Lillian não é daquelas que romantiza a maternidade ou que goumertiza a realidade. Ela é dessas que têm coragem de desabafar no mundo perfeito do Facebook sobre os leões internos que enfrenta, sobre a luta para equilibrar tantos papéis sociais, sobre a saudade eventual da solitude. Ela é dessas ri com os olhos, dessas que se expressa com as mãos, dessas que cria uma trilha sonora para cada momento, dessas que transforma grandiosas as pequenezas da vida.

Lillian não tem vergonha de sentir e não tem medo de se reinventar. Após três anos cuidando em tempo integral dos dois filhos, decidiu voltar ao mercado de trabalho para entender as “transformações da mulher” – não só da mãe de Benício e Miguel. Entrou em um período “mágico”, segundo ela. Arrumou um emprego onde podia fazer o que mais gosta: aprender e escrever. Seu marido era seu colega de trabalho, o que fez com que a parceria entre os dois ficasse ainda mais afinada.

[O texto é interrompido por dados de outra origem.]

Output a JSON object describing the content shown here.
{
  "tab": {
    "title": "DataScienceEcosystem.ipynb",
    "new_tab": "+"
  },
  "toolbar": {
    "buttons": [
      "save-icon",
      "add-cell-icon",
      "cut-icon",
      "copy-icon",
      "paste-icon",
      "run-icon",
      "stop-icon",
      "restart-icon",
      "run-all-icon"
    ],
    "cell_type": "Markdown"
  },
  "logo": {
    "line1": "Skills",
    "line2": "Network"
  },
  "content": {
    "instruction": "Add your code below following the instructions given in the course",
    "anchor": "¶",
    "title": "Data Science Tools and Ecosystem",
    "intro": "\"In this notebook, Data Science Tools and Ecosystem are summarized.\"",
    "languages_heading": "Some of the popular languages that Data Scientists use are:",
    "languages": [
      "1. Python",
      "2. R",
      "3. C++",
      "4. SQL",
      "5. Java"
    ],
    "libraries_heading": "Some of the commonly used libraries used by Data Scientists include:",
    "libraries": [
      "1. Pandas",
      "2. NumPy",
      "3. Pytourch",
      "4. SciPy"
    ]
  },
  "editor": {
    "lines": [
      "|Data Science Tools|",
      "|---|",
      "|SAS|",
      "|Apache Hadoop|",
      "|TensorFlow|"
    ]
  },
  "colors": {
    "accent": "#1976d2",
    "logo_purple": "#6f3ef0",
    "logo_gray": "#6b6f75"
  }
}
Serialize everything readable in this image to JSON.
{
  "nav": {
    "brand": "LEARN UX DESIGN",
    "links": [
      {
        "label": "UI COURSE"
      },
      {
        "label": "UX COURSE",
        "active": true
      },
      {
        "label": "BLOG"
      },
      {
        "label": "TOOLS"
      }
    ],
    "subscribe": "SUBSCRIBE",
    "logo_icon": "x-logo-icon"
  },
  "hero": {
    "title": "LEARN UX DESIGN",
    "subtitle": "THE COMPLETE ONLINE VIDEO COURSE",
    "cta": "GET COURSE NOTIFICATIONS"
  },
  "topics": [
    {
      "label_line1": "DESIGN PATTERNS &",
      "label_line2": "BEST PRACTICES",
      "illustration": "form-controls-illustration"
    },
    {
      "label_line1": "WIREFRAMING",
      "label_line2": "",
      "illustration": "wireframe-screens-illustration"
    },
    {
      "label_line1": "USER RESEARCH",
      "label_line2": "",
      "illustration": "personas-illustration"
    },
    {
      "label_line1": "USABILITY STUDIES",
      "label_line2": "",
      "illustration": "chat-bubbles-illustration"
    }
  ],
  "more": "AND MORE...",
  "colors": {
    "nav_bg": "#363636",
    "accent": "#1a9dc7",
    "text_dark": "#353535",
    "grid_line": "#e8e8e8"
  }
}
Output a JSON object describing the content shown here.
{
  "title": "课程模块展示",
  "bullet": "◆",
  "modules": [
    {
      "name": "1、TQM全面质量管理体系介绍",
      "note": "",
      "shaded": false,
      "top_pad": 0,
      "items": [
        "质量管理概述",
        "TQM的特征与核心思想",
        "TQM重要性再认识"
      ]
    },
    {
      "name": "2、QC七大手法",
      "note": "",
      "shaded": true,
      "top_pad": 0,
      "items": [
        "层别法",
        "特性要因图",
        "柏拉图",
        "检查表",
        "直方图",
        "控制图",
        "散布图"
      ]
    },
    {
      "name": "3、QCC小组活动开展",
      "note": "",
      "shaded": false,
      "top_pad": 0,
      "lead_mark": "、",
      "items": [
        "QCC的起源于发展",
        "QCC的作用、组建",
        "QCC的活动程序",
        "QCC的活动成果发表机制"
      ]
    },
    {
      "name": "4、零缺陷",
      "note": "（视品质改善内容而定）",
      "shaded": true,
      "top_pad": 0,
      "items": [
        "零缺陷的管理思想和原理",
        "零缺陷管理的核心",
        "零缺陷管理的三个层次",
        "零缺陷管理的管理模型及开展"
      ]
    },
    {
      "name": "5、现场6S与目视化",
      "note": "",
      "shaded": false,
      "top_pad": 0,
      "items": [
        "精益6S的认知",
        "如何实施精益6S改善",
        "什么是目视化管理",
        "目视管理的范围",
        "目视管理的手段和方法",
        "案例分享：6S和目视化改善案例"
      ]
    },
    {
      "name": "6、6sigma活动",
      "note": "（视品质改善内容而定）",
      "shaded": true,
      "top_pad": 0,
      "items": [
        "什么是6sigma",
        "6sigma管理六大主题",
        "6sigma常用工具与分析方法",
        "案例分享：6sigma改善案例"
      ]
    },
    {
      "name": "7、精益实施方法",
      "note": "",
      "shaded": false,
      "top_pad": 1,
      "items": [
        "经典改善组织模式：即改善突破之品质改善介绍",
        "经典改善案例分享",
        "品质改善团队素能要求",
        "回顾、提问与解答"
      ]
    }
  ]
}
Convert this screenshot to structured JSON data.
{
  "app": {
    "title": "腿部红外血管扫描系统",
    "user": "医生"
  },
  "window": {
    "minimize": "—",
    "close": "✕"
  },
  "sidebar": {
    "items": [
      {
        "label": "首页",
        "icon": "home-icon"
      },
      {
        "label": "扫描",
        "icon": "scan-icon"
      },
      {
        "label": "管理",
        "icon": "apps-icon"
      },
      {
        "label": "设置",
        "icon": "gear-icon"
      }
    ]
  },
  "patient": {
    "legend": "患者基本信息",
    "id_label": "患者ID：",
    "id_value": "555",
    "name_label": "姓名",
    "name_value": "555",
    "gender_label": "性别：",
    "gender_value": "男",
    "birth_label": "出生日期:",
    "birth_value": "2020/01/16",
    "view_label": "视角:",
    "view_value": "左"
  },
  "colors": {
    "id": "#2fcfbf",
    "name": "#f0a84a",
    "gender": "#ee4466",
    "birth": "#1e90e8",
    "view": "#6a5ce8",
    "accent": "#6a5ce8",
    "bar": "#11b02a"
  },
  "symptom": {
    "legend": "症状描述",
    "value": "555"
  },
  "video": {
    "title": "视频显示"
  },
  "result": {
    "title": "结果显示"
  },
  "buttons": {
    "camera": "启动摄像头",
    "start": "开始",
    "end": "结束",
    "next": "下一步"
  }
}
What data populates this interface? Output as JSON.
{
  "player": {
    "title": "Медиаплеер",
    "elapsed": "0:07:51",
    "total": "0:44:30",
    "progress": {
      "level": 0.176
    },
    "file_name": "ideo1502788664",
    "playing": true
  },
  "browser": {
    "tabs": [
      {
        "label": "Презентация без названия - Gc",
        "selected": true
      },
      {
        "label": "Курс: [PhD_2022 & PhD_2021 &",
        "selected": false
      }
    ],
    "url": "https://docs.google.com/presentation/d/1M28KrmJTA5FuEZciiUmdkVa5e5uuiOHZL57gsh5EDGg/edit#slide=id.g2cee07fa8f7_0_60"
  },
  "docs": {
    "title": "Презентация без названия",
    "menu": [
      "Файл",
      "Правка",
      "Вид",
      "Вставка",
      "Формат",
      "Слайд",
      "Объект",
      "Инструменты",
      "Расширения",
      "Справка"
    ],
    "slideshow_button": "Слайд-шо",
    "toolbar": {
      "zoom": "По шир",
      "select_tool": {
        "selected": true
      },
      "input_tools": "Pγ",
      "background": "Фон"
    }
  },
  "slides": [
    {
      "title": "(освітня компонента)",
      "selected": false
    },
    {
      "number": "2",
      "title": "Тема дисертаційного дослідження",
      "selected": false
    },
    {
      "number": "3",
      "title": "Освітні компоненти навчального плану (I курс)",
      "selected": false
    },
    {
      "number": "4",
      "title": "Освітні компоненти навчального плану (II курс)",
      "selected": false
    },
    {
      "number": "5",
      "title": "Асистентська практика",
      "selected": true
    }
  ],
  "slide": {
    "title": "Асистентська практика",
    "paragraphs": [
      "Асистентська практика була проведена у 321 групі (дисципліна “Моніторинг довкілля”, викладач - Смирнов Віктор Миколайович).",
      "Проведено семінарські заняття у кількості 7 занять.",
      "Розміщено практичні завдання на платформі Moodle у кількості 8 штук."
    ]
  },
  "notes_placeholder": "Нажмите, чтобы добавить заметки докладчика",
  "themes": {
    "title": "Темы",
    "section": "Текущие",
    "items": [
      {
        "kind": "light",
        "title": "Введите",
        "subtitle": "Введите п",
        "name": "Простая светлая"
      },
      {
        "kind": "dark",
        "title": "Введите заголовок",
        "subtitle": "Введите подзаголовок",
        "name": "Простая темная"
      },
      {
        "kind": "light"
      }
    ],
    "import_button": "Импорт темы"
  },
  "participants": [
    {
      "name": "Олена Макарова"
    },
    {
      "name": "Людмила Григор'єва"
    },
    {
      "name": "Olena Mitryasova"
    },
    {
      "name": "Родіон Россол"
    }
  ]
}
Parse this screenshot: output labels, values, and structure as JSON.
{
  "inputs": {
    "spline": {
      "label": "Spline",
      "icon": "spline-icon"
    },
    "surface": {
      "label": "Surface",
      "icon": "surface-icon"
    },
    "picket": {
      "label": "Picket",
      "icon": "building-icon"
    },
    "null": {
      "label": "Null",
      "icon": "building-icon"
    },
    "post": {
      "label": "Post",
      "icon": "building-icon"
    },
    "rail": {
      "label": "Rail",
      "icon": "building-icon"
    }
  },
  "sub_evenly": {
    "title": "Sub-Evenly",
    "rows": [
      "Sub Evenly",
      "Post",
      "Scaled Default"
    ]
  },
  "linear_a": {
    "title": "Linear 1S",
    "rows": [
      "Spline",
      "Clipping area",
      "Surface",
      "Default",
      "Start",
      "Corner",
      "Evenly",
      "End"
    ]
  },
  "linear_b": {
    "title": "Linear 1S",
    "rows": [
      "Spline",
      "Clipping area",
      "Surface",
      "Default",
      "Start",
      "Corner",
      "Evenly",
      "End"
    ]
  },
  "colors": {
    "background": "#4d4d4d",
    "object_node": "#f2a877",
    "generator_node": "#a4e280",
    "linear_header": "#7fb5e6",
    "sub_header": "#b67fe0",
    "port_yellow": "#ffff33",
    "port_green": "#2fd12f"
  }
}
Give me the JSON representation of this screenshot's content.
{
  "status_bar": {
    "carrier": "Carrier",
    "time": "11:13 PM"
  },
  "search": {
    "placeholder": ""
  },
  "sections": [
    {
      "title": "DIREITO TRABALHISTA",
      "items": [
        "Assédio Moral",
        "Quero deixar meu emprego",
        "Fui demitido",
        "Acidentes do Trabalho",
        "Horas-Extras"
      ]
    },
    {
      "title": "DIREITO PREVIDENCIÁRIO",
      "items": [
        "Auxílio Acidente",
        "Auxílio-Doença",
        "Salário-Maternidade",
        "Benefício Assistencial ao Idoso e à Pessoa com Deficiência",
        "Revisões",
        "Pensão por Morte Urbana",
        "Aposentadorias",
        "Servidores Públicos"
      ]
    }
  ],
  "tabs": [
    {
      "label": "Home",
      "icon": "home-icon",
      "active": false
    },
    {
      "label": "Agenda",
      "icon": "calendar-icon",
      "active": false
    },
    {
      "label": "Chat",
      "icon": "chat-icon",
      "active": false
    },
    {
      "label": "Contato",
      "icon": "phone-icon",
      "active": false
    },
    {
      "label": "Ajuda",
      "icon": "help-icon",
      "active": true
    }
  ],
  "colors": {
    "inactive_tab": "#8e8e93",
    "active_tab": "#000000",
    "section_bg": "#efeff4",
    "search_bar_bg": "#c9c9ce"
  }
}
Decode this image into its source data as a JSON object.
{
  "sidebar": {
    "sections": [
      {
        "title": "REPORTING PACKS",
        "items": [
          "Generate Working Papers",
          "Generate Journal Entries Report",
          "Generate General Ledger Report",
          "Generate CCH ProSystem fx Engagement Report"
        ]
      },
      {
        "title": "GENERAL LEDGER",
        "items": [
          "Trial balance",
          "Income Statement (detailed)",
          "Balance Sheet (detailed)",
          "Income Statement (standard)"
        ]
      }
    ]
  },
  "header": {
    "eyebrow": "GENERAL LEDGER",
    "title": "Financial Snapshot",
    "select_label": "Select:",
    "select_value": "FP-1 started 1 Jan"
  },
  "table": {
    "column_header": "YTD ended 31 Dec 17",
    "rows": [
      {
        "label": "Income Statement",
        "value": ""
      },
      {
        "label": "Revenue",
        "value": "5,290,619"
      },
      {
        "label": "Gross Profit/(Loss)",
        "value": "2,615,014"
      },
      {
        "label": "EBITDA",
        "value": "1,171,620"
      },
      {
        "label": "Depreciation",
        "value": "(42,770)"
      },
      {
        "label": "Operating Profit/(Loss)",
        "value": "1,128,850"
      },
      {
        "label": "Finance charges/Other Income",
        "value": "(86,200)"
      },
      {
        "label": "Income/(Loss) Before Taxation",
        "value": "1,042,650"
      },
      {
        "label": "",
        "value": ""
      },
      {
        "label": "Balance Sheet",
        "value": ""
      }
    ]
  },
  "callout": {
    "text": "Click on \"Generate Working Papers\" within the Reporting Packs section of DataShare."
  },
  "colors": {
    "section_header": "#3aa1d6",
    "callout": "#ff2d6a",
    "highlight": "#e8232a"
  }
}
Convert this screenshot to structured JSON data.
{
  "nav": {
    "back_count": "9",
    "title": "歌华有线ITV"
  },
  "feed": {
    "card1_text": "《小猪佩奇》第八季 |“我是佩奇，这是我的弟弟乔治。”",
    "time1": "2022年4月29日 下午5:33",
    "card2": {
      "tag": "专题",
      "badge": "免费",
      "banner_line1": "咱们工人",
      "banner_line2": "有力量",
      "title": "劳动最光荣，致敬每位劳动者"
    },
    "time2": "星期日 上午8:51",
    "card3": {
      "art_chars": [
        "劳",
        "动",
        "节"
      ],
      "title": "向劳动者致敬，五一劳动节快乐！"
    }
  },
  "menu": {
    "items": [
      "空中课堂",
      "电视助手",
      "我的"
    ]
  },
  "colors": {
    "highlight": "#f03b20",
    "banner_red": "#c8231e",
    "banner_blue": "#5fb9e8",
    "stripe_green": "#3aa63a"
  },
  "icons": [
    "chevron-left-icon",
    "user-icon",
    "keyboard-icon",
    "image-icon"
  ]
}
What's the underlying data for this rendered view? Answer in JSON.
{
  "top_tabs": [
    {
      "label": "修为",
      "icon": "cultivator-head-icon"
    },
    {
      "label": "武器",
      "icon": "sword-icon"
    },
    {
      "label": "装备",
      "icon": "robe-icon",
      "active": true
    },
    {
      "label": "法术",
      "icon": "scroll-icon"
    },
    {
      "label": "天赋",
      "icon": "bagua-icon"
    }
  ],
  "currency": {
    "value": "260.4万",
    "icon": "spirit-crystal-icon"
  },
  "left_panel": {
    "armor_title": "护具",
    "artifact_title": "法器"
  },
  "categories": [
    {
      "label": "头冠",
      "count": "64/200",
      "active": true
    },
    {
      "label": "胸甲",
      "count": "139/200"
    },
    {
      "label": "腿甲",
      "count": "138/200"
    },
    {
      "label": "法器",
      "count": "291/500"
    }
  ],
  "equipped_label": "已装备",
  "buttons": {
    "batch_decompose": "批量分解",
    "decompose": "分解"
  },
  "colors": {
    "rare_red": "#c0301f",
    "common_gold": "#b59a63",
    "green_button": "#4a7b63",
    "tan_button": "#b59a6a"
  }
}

Só que a vida tem dessas: quando tudo parece perfeito, ela descarrilha para nos testar. Assim. Do nada. De repente. A rotina da família mudou completamente quando o marido seguiu para outra oportunidade profissional e os filhos ingressaram em uma nova escola. “Eu não conseguia mais me dedicar inteiramente ao trabalho porque vivia em exaustão. Comecei a comer doces compulsivamente e engordei muito. Vi que os meninos estavam sentindo a minha energia densa. O desequilíbrio era evidente. Mas meus filhos só serão crianças uma vez na vida… e foi por isso que decidi desacelerar e revisitar os meus propósitos e o que fazia sentido para mim”.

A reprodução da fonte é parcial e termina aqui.